Current Situation Of Local(China) and Global Credit Systems


1a) Small coverage and low openness of credit investigation in People’s Bank of China
In 2006, the People’s Bank of China (PBOC) established a national database for financial credit information. Developed in a short period of time at a later stage of policymaking, the PBOC’s system is incomplete and lacks consistency. Currently, there are 300 million individual credit profiles in the PBOC’s system, but limited accessibility to the system poses difficulties for non-government institutions to upload or search for credit reports.

1b) Fragmented credit information
Currently, credit data in China is isolated and distributed across various banks, firms offering small loans, as well as lending platforms. This results in fragmented data collection with no standardisation.

1c) Lack of punitive measures in existing credit system
There have been many cases of dishonesties such as commercial fraud, breach of contract, tax evasion, deferred debts and sale of counterfeits in China due to the lack of punitive measures. As China’s credit industry started late, its people have low levels of awareness when it comes to credit.

1d) Much support is needed for the development of the credit industry in China. Currently, there are more than 1,500 problematic lending platforms, most of which have been dragged down by liquidity crises. At the same time, the market needs a new type of credit platform that features actual data, transparency and has a wide coverage to support the growth of the credit industry.

South-east Asia

2a) While financial systems in South-east Asia are largely incomplete, rapidly development means there are great opportunities for credit businesses
For example, in Indonesia, less than 30% of its 300-million population has a bank account. Less than 6% of its people are credit card users. In comparison, the percentage of bank account holders in China, Hong Kong and India are more than 80%, 96% and 50%, respectively.

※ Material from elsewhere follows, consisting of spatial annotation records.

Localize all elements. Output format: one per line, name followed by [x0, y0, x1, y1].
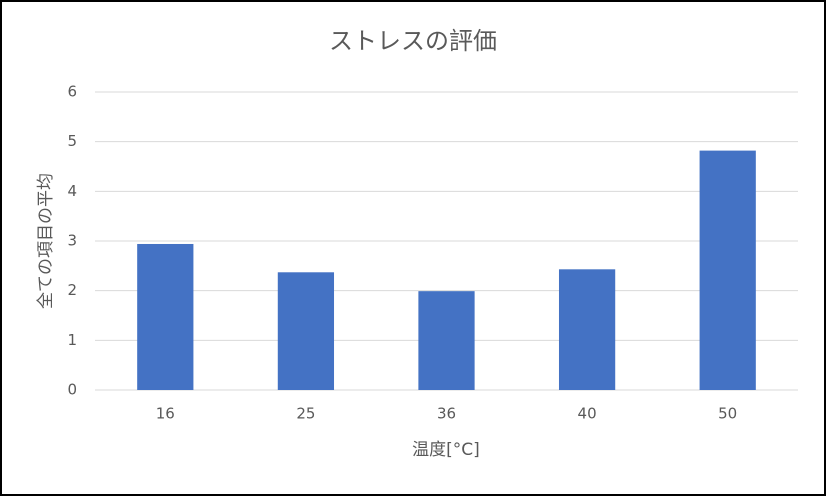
y-tick-label: 0	[67, 381, 77, 399]
y-tick-label: 3	[67, 232, 77, 250]
x-axis-label: 温度[°C]	[412, 440, 480, 460]
y-tick-label: 6	[67, 83, 77, 101]
y-tick-label: 2	[67, 281, 77, 299]
x-tick-label: 36	[437, 405, 456, 423]
chart-title: ストレスの評価	[329, 27, 497, 55]
x-tick-label: 25	[296, 405, 315, 423]
x-tick-label: 16	[156, 405, 175, 423]
bar	[558, 269, 616, 390]
y-tick-label: 5	[67, 132, 77, 150]
y-tick-label: 4	[67, 182, 77, 200]
bar	[699, 150, 756, 390]
x-tick-label: 50	[718, 405, 737, 423]
y-tick-label: 1	[67, 331, 77, 349]
y-axis-label: 全ての項目の平均	[36, 173, 56, 309]
bar	[418, 291, 475, 390]
x-tick-label: 40	[578, 405, 597, 423]
bar	[277, 272, 335, 390]
bar	[137, 243, 194, 390]
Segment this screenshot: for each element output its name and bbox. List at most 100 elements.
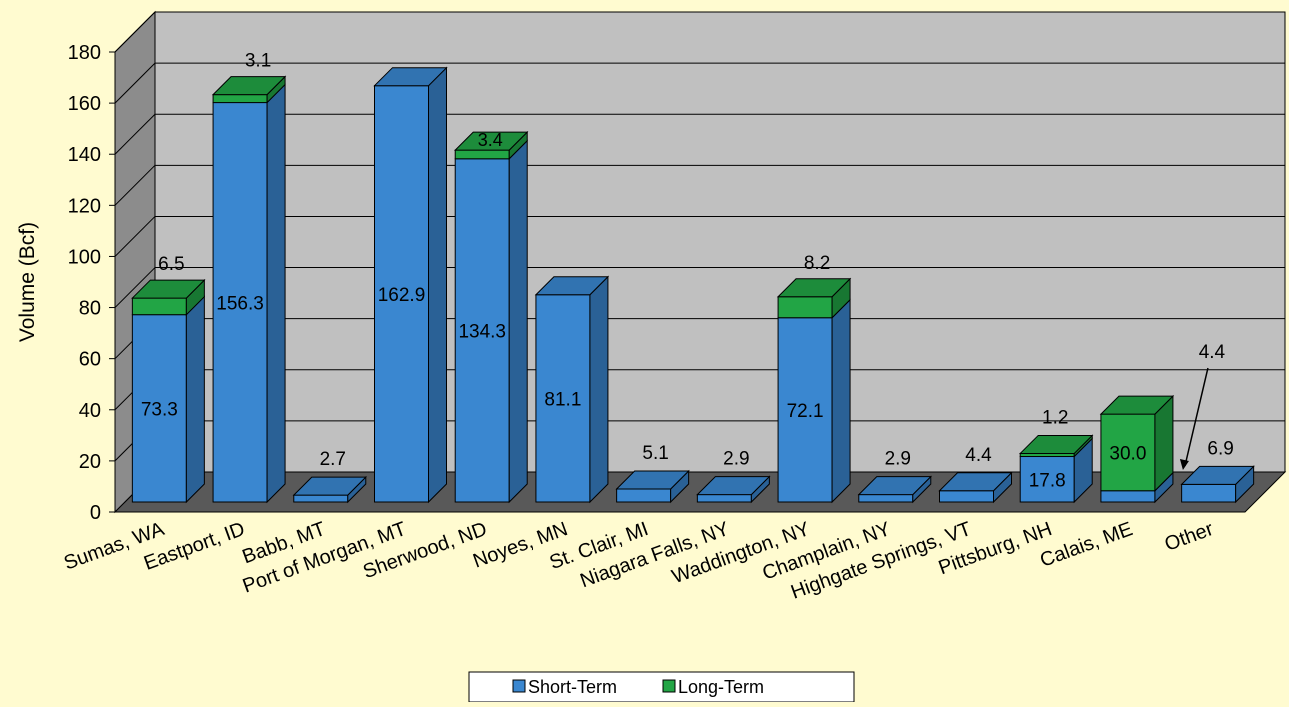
- bar-calais-me-long-term-front: [1100, 413, 1156, 492]
- y-tick-label: 0: [90, 502, 101, 524]
- bar-eastport-id-long-term-front: [212, 94, 268, 104]
- bar-other-short-term-front: [1181, 483, 1237, 503]
- bar-champlain-ny-short-term-top: [857, 476, 932, 496]
- bar-highgate-springs-vt-short-term-front: [939, 490, 994, 503]
- bar-noyes-mn-short-term-front: [535, 294, 591, 503]
- gridline-side: [114, 11, 156, 53]
- bar-sumas-wa-long-term-front: [131, 297, 187, 316]
- bar-pittsburg-nh-long-term-top: [1019, 434, 1094, 454]
- bar-st-clair-mi-short-term-top: [615, 470, 690, 490]
- y-tick-label: 60: [79, 349, 101, 371]
- gridline-side: [114, 216, 156, 257]
- bar-champlain-ny-short-term-front: [858, 494, 914, 503]
- data-label-short-term: 134.3: [458, 321, 506, 342]
- y-tick-label: 180: [68, 42, 101, 64]
- bar-niagara-falls-ny-short-term-front: [696, 494, 752, 503]
- data-label-arrowhead: [1179, 459, 1189, 470]
- legend-swatch-long-term: [662, 679, 676, 693]
- data-label-short-term: 81.1: [544, 389, 581, 410]
- bar-eastport-id-short-term-side: [266, 83, 286, 504]
- y-tick-label: 100: [68, 246, 101, 268]
- data-label-long-term: 30.0: [1109, 443, 1146, 464]
- gridline-side: [114, 164, 156, 206]
- bar-waddington-ny-long-term-top: [776, 278, 852, 298]
- bar-sumas-wa-short-term: [131, 295, 205, 504]
- bar-sherwood-nd-long-term-front: [454, 149, 510, 160]
- data-label-short-term: 73.3: [141, 399, 178, 420]
- data-label-long-term: 6.5: [158, 254, 184, 275]
- bar-sumas-wa-long-term: [131, 278, 205, 316]
- x-tick-label: Calais, ME: [1037, 518, 1135, 572]
- data-label-short-term: 5.1: [642, 443, 668, 464]
- legend-label-short-term: Short-Term: [528, 677, 617, 697]
- data-label-short-term: 4.4: [1199, 342, 1226, 363]
- y-axis-label: Volume (Bcf): [16, 222, 39, 342]
- bar-pittsburg-nh-short-term: [1019, 437, 1093, 504]
- bar-noyes-mn-short-term-top: [534, 276, 610, 296]
- bar-sherwood-nd-short-term-side: [508, 139, 528, 504]
- bar-calais-me-short-term-front: [1100, 490, 1156, 503]
- data-label-long-term: 8.2: [804, 253, 830, 274]
- legend-swatch-short-term: [512, 679, 526, 693]
- data-label-short-term: 17.8: [1029, 470, 1066, 491]
- bar-sherwood-nd-short-term: [454, 139, 528, 504]
- bar-sherwood-nd-long-term-top: [454, 131, 529, 151]
- bar-port-of-morgan-mt-short-term: [374, 66, 447, 504]
- data-label-long-term: 3.4: [478, 130, 503, 150]
- y-tick-label: 80: [79, 298, 101, 320]
- bars: [131, 66, 1255, 504]
- bar-st-clair-mi-short-term-front: [616, 488, 672, 503]
- bar-port-of-morgan-mt-short-term-side: [428, 66, 447, 504]
- bar-other-short-term-top: [1180, 465, 1255, 485]
- gridline-side: [114, 62, 156, 104]
- data-label-short-term: 4.4: [965, 445, 992, 466]
- y-tick-label: 160: [68, 93, 101, 115]
- bar-eastport-id-long-term-top: [211, 76, 287, 96]
- bar-noyes-mn-short-term-side: [589, 275, 609, 504]
- bar-sumas-wa-short-term-side: [185, 295, 205, 504]
- data-label-short-term: 162.9: [378, 285, 426, 306]
- y-tick-label: 20: [79, 451, 101, 473]
- data-label-long-term: 3.1: [245, 51, 271, 72]
- data-label-short-term: 2.7: [320, 449, 346, 470]
- data-label-short-term: 6.9: [1207, 438, 1233, 459]
- bar-eastport-id-short-term-front: [212, 102, 268, 503]
- gridline-side: [114, 267, 156, 308]
- data-label-short-term: 2.9: [885, 449, 911, 470]
- y-tick-label: 140: [68, 144, 101, 166]
- bar-waddington-ny-short-term-side: [831, 298, 851, 504]
- gridline-side: [114, 113, 156, 155]
- legend-item-long-term: Long-Term: [662, 677, 764, 697]
- y-tick-label: 120: [68, 195, 101, 217]
- bar-niagara-falls-ny-short-term-top: [696, 476, 771, 496]
- legend-item-short-term: Short-Term: [512, 677, 617, 697]
- bar-port-of-morgan-mt-short-term-front: [374, 85, 429, 503]
- bar-waddington-ny-long-term: [777, 277, 851, 319]
- bar-calais-me-long-term: [1100, 394, 1174, 492]
- bar-port-of-morgan-mt-short-term-top: [373, 67, 448, 87]
- data-labels: 73.3 6.5 156.3 3.1 2.7 162.9 134.3 3.4 81.1 5.1 2.…: [141, 51, 1234, 492]
- bar-highgate-springs-vt-short-term-top: [938, 472, 1013, 492]
- bar-sumas-wa-short-term-front: [131, 314, 187, 503]
- bar-babb-mt-short-term-front: [293, 494, 349, 503]
- data-label-short-term: 156.3: [216, 293, 264, 314]
- bar-waddington-ny-short-term-front: [777, 317, 833, 503]
- bar-sumas-wa-long-term-top: [131, 279, 206, 299]
- y-tick-label: 40: [79, 400, 101, 422]
- bar-noyes-mn-short-term: [535, 275, 609, 504]
- data-label-short-term: 72.1: [787, 401, 824, 422]
- bar-waddington-ny-short-term: [777, 298, 851, 504]
- bar-waddington-ny-long-term-front: [777, 296, 833, 319]
- legend-box: [468, 671, 855, 703]
- data-label-short-term: 2.9: [723, 449, 749, 470]
- legend-label-long-term: Long-Term: [678, 677, 764, 697]
- bar-babb-mt-short-term-top: [292, 476, 367, 496]
- bar-calais-me-long-term-top: [1099, 395, 1175, 415]
- legend: Short-Term Long-Term: [468, 671, 855, 703]
- data-label-arrow: [1184, 367, 1209, 467]
- x-tick-label: Other: [1162, 518, 1217, 556]
- data-label-long-term: 1.2: [1042, 407, 1068, 428]
- bar-sherwood-nd-short-term-front: [454, 158, 510, 503]
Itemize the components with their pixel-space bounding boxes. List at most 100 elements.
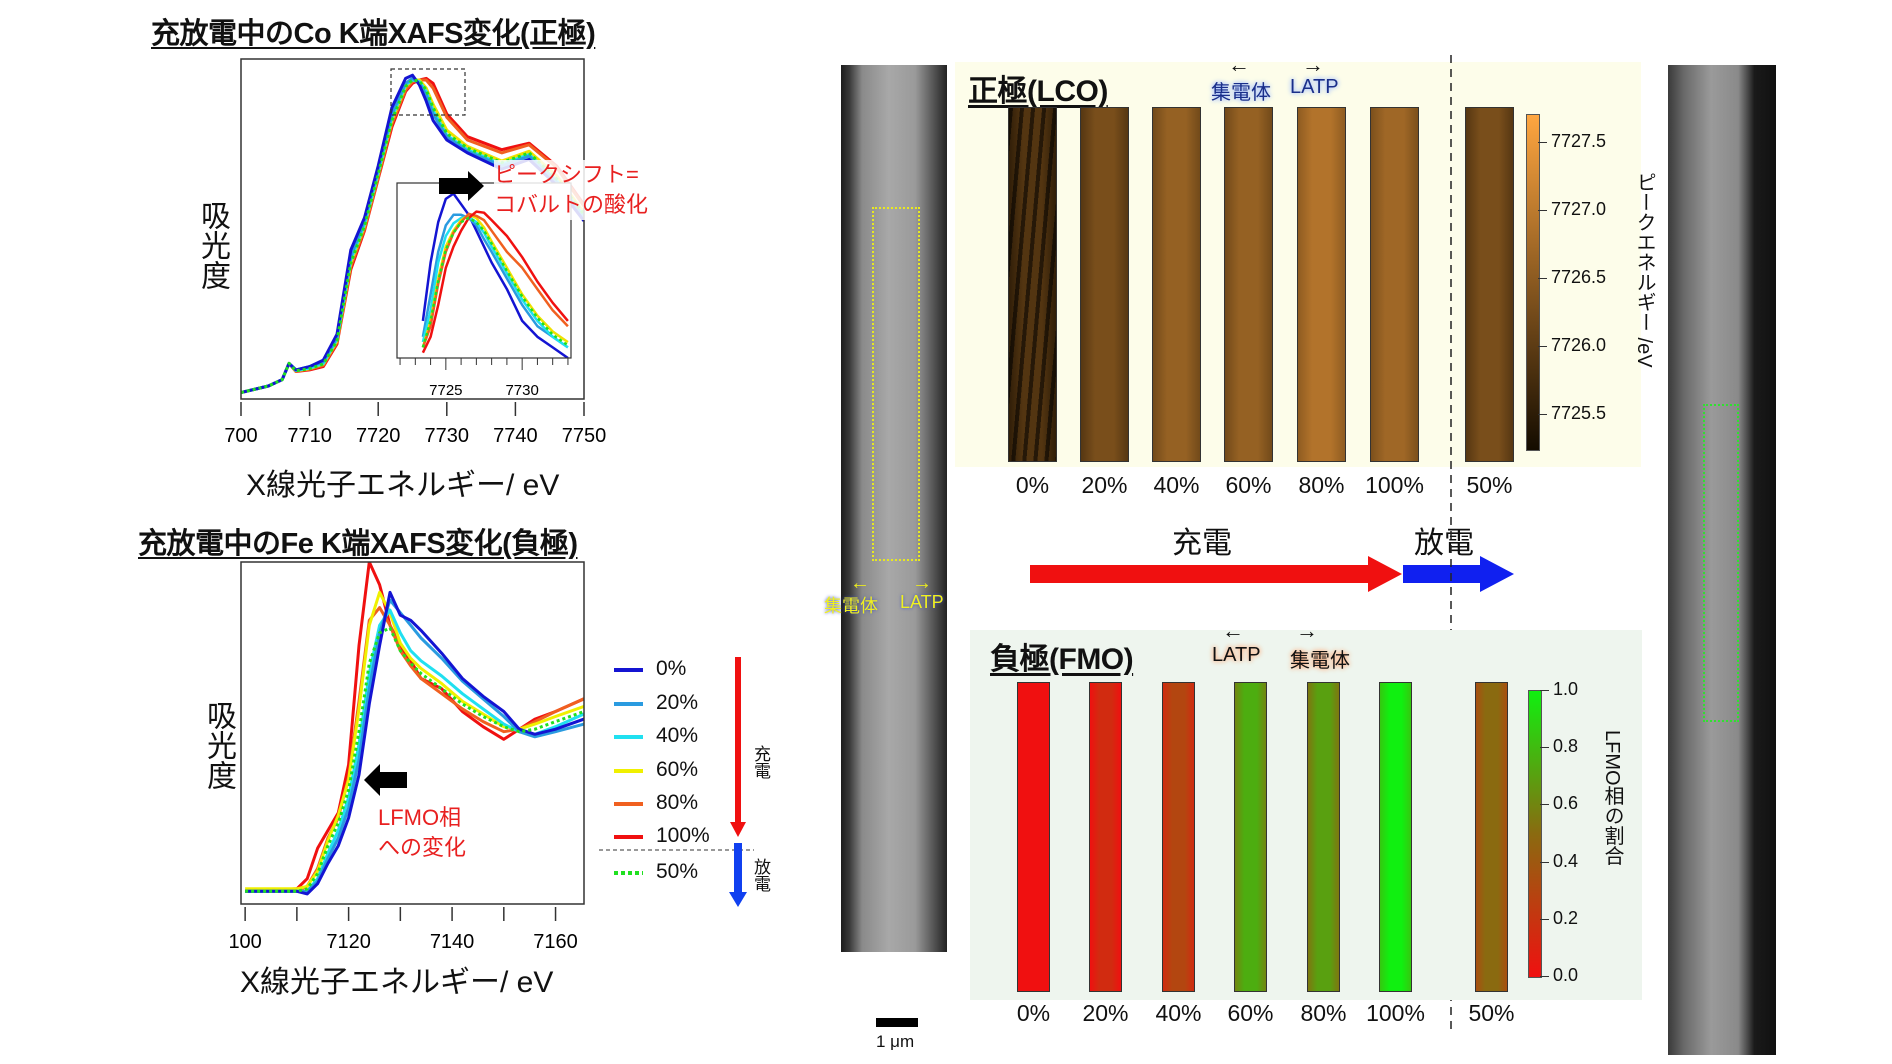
map-strip-60pct [1224,107,1273,462]
colorbar-tick-label: 7727.0 [1551,199,1607,220]
discharge-arrow [1403,556,1514,592]
colorbar-tick-label: 1.0 [1553,679,1579,699]
series-line-50pct [245,626,584,893]
fmo-title: 負極(FMO) [990,643,1134,676]
colorbar-tick [1538,345,1547,347]
strip-label: 50% [1468,1000,1515,1026]
colorbar-tick-label: 7726.5 [1551,267,1607,288]
lco-direction-current-collector: 集電体 [1211,82,1271,104]
strip-label: 40% [1153,472,1200,498]
map-strip-0pct [1017,682,1050,992]
legend-label: 50% [656,860,699,883]
series-line-50pct [241,78,584,394]
colorbar-tick [1538,142,1547,144]
lco-colorbar-label: ピークエネルギー /eV [1633,172,1655,368]
colorbar-tick-label: 0.0 [1553,965,1579,985]
x-tick-label: 7160 [533,931,578,953]
series-line-0pct [421,192,569,358]
fe-y-axis-label: 吸光度 [202,700,235,790]
right-arrow-icon: → [1302,52,1324,77]
colorbar-tick [1540,690,1549,691]
tem-label-current-collector: 集電体 [824,596,878,616]
colorbar-gradient [1528,690,1542,978]
plot-frame [240,561,585,905]
fmo-region-box [1703,404,1739,722]
colorbar-tick-label: 0.8 [1553,736,1579,757]
fe-x-axis-label: X線光子エネルギー/ eV [240,966,554,999]
colorbar-tick-label: 7725.5 [1551,402,1607,423]
shift-left-arrow-icon [364,764,407,796]
strip-label: 80% [1300,1000,1347,1026]
map-strip-50pct [1465,107,1514,462]
x-tick-label: 7750 [562,425,607,447]
series-line-50pct [421,216,569,348]
legend-label: 80% [656,791,699,814]
series-line-20pct [421,213,569,349]
tem-image-left [841,65,947,952]
x-tick-label: 7720 [356,425,401,447]
inset-x-tick-label: 7725 [429,382,462,399]
co-annotation-line-1: ピークシフト= [494,162,639,187]
series-line-80pct [421,212,569,348]
map-strip-20pct [1080,107,1129,462]
fe-annotation-line-2: への変化 [378,835,467,860]
fmo-direction-latp: LATP [1212,644,1261,666]
colorbar-gradient [1526,114,1540,451]
left-arrow-icon: ← [850,572,870,594]
legend-label: 40% [656,724,699,747]
colorbar-tick [1540,976,1549,977]
legend-label: 0% [656,657,687,680]
tem-label-latp: LATP [900,592,944,612]
x-tick-label: 7730 [425,425,470,447]
colorbar-tick-label: 0.6 [1553,793,1579,814]
colorbar-tick-label: 0.4 [1553,850,1579,871]
charge-arrow [730,657,746,837]
map-strip-20pct [1089,682,1122,992]
co-annotation: ピークシフト= コバルトの酸化 [494,160,649,220]
left-arrow-icon: ← [1228,52,1250,77]
strip-label: 0% [1016,1000,1051,1026]
charge-label: 充電 [1172,527,1232,560]
discharge-arrow [729,843,747,907]
plot-frame [240,58,585,400]
colorbar-tick [1540,918,1549,920]
inset-x-tick-label: 7730 [505,382,538,399]
colorbar-tick [1538,278,1547,280]
x-tick-label: 7740 [493,425,538,447]
x-tick-label: 700 [224,425,257,447]
map-strip-0pct [1008,107,1057,462]
fe-chart-title: 充放電中のFe K端XAFS変化(負極) [138,528,578,560]
strip-label: 100% [1365,472,1424,498]
fe-charge-label: 充電 [751,745,770,779]
x-tick-label: 100 [228,931,261,953]
series-line-40pct [421,215,569,349]
legend-label: 100% [656,824,710,847]
x-tick-label: 7120 [326,931,371,953]
fe-annotation-line-1: LFMO相 [378,805,462,830]
charge-arrow [1030,556,1402,592]
series-line-100pct [421,210,569,354]
colorbar-tick-label: 0.2 [1553,907,1579,928]
map-strip-80pct [1307,682,1340,992]
strip-label: 20% [1081,472,1128,498]
discharge-label: 放電 [1414,527,1474,560]
colorbar-tick-label: 7726.0 [1551,334,1607,355]
fe-annotation: LFMO相 への変化 [378,803,466,863]
colorbar-tick [1540,747,1549,749]
scale-bar-label: 1 μm [876,1032,915,1051]
lco-title: 正極(LCO) [968,75,1108,108]
strip-label: 80% [1298,472,1345,498]
x-tick-label: 7710 [287,425,332,447]
map-strip-50pct [1475,682,1508,992]
fmo-direction-current-collector: 集電体 [1290,650,1350,672]
legend-label: 20% [656,691,699,714]
strip-label: 100% [1366,1000,1425,1026]
colorbar-tick [1538,413,1547,415]
right-arrow-icon: → [912,572,932,594]
strip-label: 60% [1227,1000,1274,1026]
strip-label: 20% [1082,1000,1129,1026]
x-tick-label: 7140 [430,931,475,953]
legend-label: 60% [656,758,699,781]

2b) There are underdeveloped credit systems and inadequate credit data.


3a) Governments have the burdens of developing and investing in credit systems
Governments have to invest heavily to establish credit databases, which require high maintenance and operation costs.

3b) There is little room for market-oriented operations, limiting the services that can be offered
Public credit is not conducive for the integration of various types of credit information.

3c) The current traditional credit system provides limited support to the local economy
The consumption market in Europe is relatively weak and it will benefit from a more flexible and advanced credit system.